Aléa tire grand profit de cette promotion et use à de nombreuses reprises du saîman au cours du roman. Tout est bon pour cela, démolition de mur, création de bouclier de force, projection d’onde de choc, le classique boule de feu, palpation spectrale, manchette japonaise, brouette suédoise… pardon, je m’égare.
Bref, la jeune fille à peine pubère, est désormais réglée comme une horloge. Elle s’impose en meneuse de compagnie et s’empresse de passer en revue ses forces. La louve Imala lui est totalement fidèle. Elle a bouffé un chien, histoire de se remettre en forme. Le Magistel Galiad et son fils Erwan sont hors de portée. Reste le nain Mjolln et la barde Faith pour l’accompagner à Mont-Tombe, le sanctuaire chrétien, où se trouve la réponse aux trois prophéties qu’elle doit accomplir.

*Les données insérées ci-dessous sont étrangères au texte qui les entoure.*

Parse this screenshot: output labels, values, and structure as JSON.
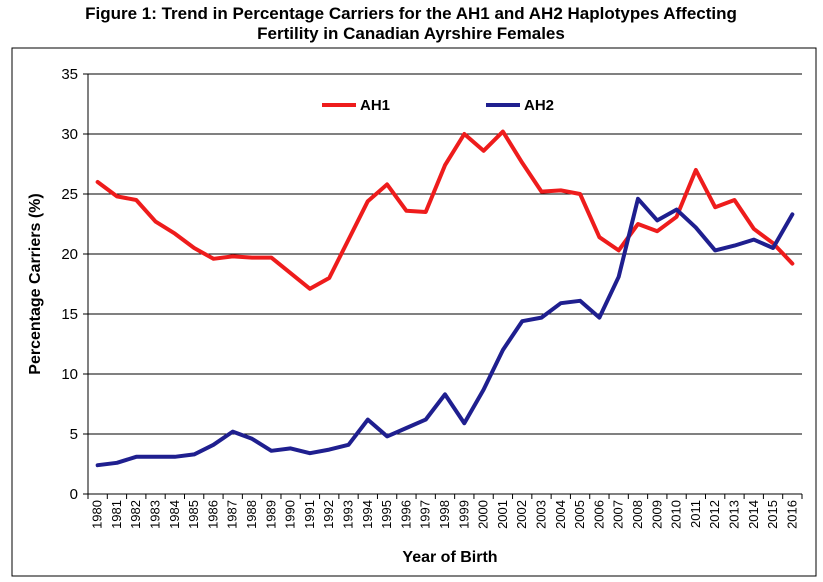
{
  "chart_data": {
    "type": "line",
    "title": "Figure 1: Trend in Percentage Carriers for the AH1 and AH2 Haplotypes Affecting Fertility in Canadian Ayrshire Females",
    "title_lines": [
      "Figure 1: Trend in Percentage Carriers for the AH1 and AH2 Haplotypes Affecting",
      "Fertility in Canadian Ayrshire Females"
    ],
    "xlabel": "Year of Birth",
    "ylabel": "Percentage Carriers (%)",
    "ylim": [
      0,
      35
    ],
    "yticks": [
      "0",
      "5",
      "10",
      "15",
      "20",
      "25",
      "30",
      "35"
    ],
    "yticks_values": [
      0,
      5,
      10,
      15,
      20,
      25,
      30,
      35
    ],
    "grid": true,
    "legend_placement": "top-center",
    "x": [
      "1980",
      "1981",
      "1982",
      "1983",
      "1984",
      "1985",
      "1986",
      "1987",
      "1988",
      "1989",
      "1990",
      "1991",
      "1992",
      "1993",
      "1994",
      "1995",
      "1996",
      "1997",
      "1998",
      "1999",
      "2000",
      "2001",
      "2002",
      "2003",
      "2004",
      "2005",
      "2006",
      "2007",
      "2008",
      "2009",
      "2010",
      "2011",
      "2012",
      "2013",
      "2014",
      "2015",
      "2016"
    ],
    "series": [
      {
        "name": "AH1",
        "color": "#ee1c1c",
        "values": [
          26.0,
          24.8,
          24.5,
          22.7,
          21.7,
          20.5,
          19.6,
          19.8,
          19.7,
          19.7,
          18.4,
          17.1,
          18.0,
          21.2,
          24.4,
          25.8,
          23.6,
          23.5,
          27.4,
          30.0,
          28.6,
          30.2,
          27.6,
          25.2,
          25.3,
          25.0,
          21.4,
          20.3,
          22.5,
          21.9,
          23.1,
          27.0,
          23.9,
          24.5,
          22.1,
          20.9,
          19.2
        ]
      },
      {
        "name": "AH2",
        "color": "#1f1f8f",
        "values": [
          2.4,
          2.6,
          3.1,
          3.1,
          3.1,
          3.3,
          4.1,
          5.2,
          4.6,
          3.6,
          3.8,
          3.4,
          3.7,
          4.1,
          6.2,
          4.8,
          5.5,
          6.2,
          8.3,
          5.9,
          8.7,
          12.0,
          14.4,
          14.7,
          15.9,
          16.1,
          14.7,
          18.1,
          24.6,
          22.8,
          23.7,
          22.2,
          20.3,
          20.7,
          21.2,
          20.5,
          23.3
        ]
      }
    ]
  }
}
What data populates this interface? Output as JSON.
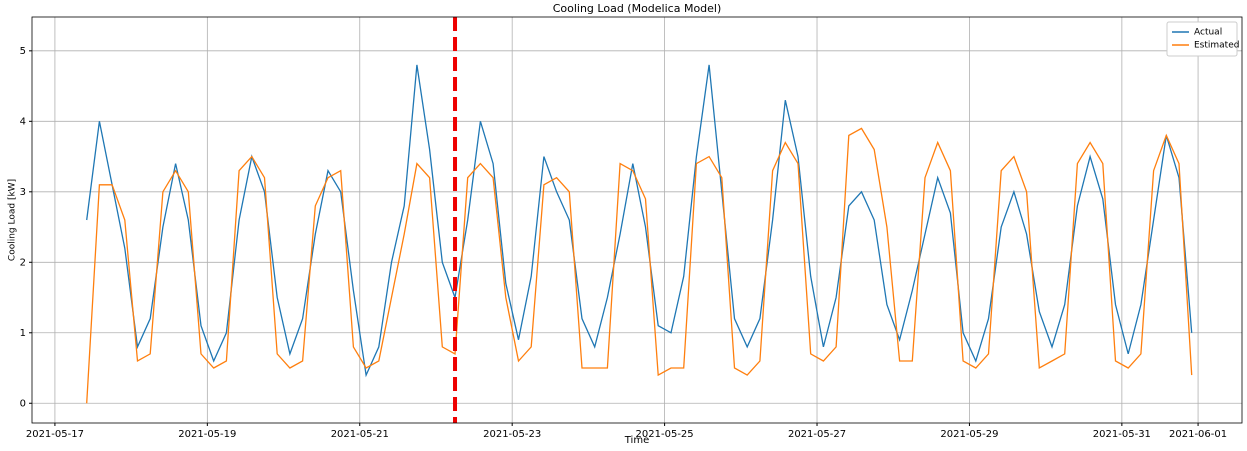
{
  "chart_data": {
    "type": "line",
    "title": "Cooling Load (Modelica Model)",
    "x_label": "Time",
    "y_label": "Cooling Load [kW]",
    "x": [
      "2021-05-17 10:00",
      "2021-05-17 14:00",
      "2021-05-17 18:00",
      "2021-05-17 22:00",
      "2021-05-18 02:00",
      "2021-05-18 06:00",
      "2021-05-18 10:00",
      "2021-05-18 14:00",
      "2021-05-18 18:00",
      "2021-05-18 22:00",
      "2021-05-19 02:00",
      "2021-05-19 06:00",
      "2021-05-19 10:00",
      "2021-05-19 14:00",
      "2021-05-19 18:00",
      "2021-05-19 22:00",
      "2021-05-20 02:00",
      "2021-05-20 06:00",
      "2021-05-20 10:00",
      "2021-05-20 14:00",
      "2021-05-20 18:00",
      "2021-05-20 22:00",
      "2021-05-21 02:00",
      "2021-05-21 06:00",
      "2021-05-21 10:00",
      "2021-05-21 14:00",
      "2021-05-21 18:00",
      "2021-05-21 22:00",
      "2021-05-22 02:00",
      "2021-05-22 06:00",
      "2021-05-22 10:00",
      "2021-05-22 14:00",
      "2021-05-22 18:00",
      "2021-05-22 22:00",
      "2021-05-23 02:00",
      "2021-05-23 06:00",
      "2021-05-23 10:00",
      "2021-05-23 14:00",
      "2021-05-23 18:00",
      "2021-05-23 22:00",
      "2021-05-24 02:00",
      "2021-05-24 06:00",
      "2021-05-24 10:00",
      "2021-05-24 14:00",
      "2021-05-24 18:00",
      "2021-05-24 22:00",
      "2021-05-25 02:00",
      "2021-05-25 06:00",
      "2021-05-25 10:00",
      "2021-05-25 14:00",
      "2021-05-25 18:00",
      "2021-05-25 22:00",
      "2021-05-26 02:00",
      "2021-05-26 06:00",
      "2021-05-26 10:00",
      "2021-05-26 14:00",
      "2021-05-26 18:00",
      "2021-05-26 22:00",
      "2021-05-27 02:00",
      "2021-05-27 06:00",
      "2021-05-27 10:00",
      "2021-05-27 14:00",
      "2021-05-27 18:00",
      "2021-05-27 22:00",
      "2021-05-28 02:00",
      "2021-05-28 06:00",
      "2021-05-28 10:00",
      "2021-05-28 14:00",
      "2021-05-28 18:00",
      "2021-05-28 22:00",
      "2021-05-29 02:00",
      "2021-05-29 06:00",
      "2021-05-29 10:00",
      "2021-05-29 14:00",
      "2021-05-29 18:00",
      "2021-05-29 22:00",
      "2021-05-30 02:00",
      "2021-05-30 06:00",
      "2021-05-30 10:00",
      "2021-05-30 14:00",
      "2021-05-30 18:00",
      "2021-05-30 22:00",
      "2021-05-31 02:00",
      "2021-05-31 06:00",
      "2021-05-31 10:00",
      "2021-05-31 14:00",
      "2021-05-31 18:00",
      "2021-05-31 22:00"
    ],
    "series": [
      {
        "name": "Actual",
        "color": "#1f77b4",
        "values": [
          2.6,
          4.0,
          3.1,
          2.2,
          0.8,
          1.2,
          2.5,
          3.4,
          2.6,
          1.1,
          0.6,
          1.0,
          2.6,
          3.5,
          3.0,
          1.5,
          0.7,
          1.2,
          2.4,
          3.3,
          3.0,
          1.6,
          0.4,
          0.8,
          2.0,
          2.8,
          4.8,
          3.6,
          2.0,
          1.5,
          2.6,
          4.0,
          3.4,
          1.7,
          0.9,
          1.8,
          3.5,
          3.0,
          2.6,
          1.2,
          0.8,
          1.5,
          2.4,
          3.4,
          2.5,
          1.1,
          1.0,
          1.8,
          3.5,
          4.8,
          3.0,
          1.2,
          0.8,
          1.2,
          2.6,
          4.3,
          3.5,
          1.8,
          0.8,
          1.5,
          2.8,
          3.0,
          2.6,
          1.4,
          0.9,
          1.6,
          2.4,
          3.2,
          2.7,
          1.0,
          0.6,
          1.2,
          2.5,
          3.0,
          2.4,
          1.3,
          0.8,
          1.4,
          2.8,
          3.5,
          2.9,
          1.4,
          0.7,
          1.4,
          2.6,
          3.8,
          3.2,
          1.0
        ]
      },
      {
        "name": "Estimated",
        "color": "#ff7f0e",
        "values": [
          0,
          3.1,
          3.1,
          2.6,
          0.6,
          0.7,
          3.0,
          3.3,
          3.0,
          0.7,
          0.5,
          0.6,
          3.3,
          3.5,
          3.2,
          0.7,
          0.5,
          0.6,
          2.8,
          3.2,
          3.3,
          0.8,
          0.5,
          0.6,
          1.5,
          2.4,
          3.4,
          3.2,
          0.8,
          0.7,
          3.2,
          3.4,
          3.2,
          1.5,
          0.6,
          0.8,
          3.1,
          3.2,
          3.0,
          0.5,
          0.5,
          0.5,
          3.4,
          3.3,
          2.9,
          0.4,
          0.5,
          0.5,
          3.4,
          3.5,
          3.2,
          0.5,
          0.4,
          0.6,
          3.3,
          3.7,
          3.4,
          0.7,
          0.6,
          0.8,
          3.8,
          3.9,
          3.6,
          2.5,
          0.6,
          0.6,
          3.2,
          3.7,
          3.3,
          0.6,
          0.5,
          0.7,
          3.3,
          3.5,
          3.0,
          0.5,
          0.6,
          0.7,
          3.4,
          3.7,
          3.4,
          0.6,
          0.5,
          0.7,
          3.3,
          3.8,
          3.4,
          0.4
        ]
      }
    ],
    "xlim": [
      "2021-05-16 16:47",
      "2021-06-01 13:50"
    ],
    "xticks": [
      "2021-05-17",
      "2021-05-19",
      "2021-05-21",
      "2021-05-23",
      "2021-05-25",
      "2021-05-27",
      "2021-05-29",
      "2021-05-31",
      "2021-06-01"
    ],
    "ylim": [
      -0.28,
      5.48
    ],
    "yticks": [
      0,
      1,
      2,
      3,
      4,
      5
    ],
    "grid": true,
    "legend": "upper right",
    "vline": {
      "x": "2021-05-22 06:00",
      "color": "#ee0000"
    }
  }
}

Pendant ce temps, ces ennemis potentiels s’organisent.
A Saî-Mina, le conseil des druides prépare la guerre contre les chrétiens du comté de Harcourt. Mais, ses membres ne sont pas tous unanimes quant à la politique menée. Certains doutent, en particulier le très récent Grand-Druide Finghin.
« Voudriez-vous être dehors ?
Finghin sursauta. Il avait reconnu la voix de l’Archidruide. Ernan s’était approché sans faire de bruit et l’observait peut-être depuis longtemps. En temps normal, Finghin aurait dû l’entendre arriver, mais il était tellement perdu dans ses pensées que le monde extérieur peinait à l’atteindre. Il se redressa sur son siège. Il essaya de ne pas montrer que la question de l’Archidruide le troublait. […]
Il se doute que je pense à Erwan. Il m’avait prévenu. Faire de lui mon Magistel n’était pas une bonne idée. Qu’avait-il dit déjà ? « Idiot mais généreux ». Quand il me demande si je préférerais être « dehors », il veut dire « loin », auprès d’Erwan… Il va falloir que je m’habitue. Les gens ne me parleront jamais comme avant. Il faudra que j’apprenne à tout décoder. »
On remarquera au passage que Henri Loevenbruck décode aussi pour le lecteur peu habitué aux subtilités druidesques.
Plus loin, l’auteur peroxydé place La sentence philosophique werberienne qui tue.
« Les loups savent que ce qui compte par-dessus tout, c’est la survie du clan. Le futur. Il arrive dans ces cas-là que la meute doive se séparer de l’un de ses adultes. Commencent alors conflits et batailles entre le couple dominant et un autre loup du clan. Et souvent, les combats deviennent si violents que le loup harcelé finit par céder et quitte la meute pour toujours. […]
Ce qui est intéressant, Finghin, c’est que le loup qui est chassé n’est pas toujours le plus faible du clan. Certes, c’est souvent celui qui est le moins élevé dans la hiérarchie du clan, mais ce n’est pas forcément le plus faible physiquement… Vous me suivez ?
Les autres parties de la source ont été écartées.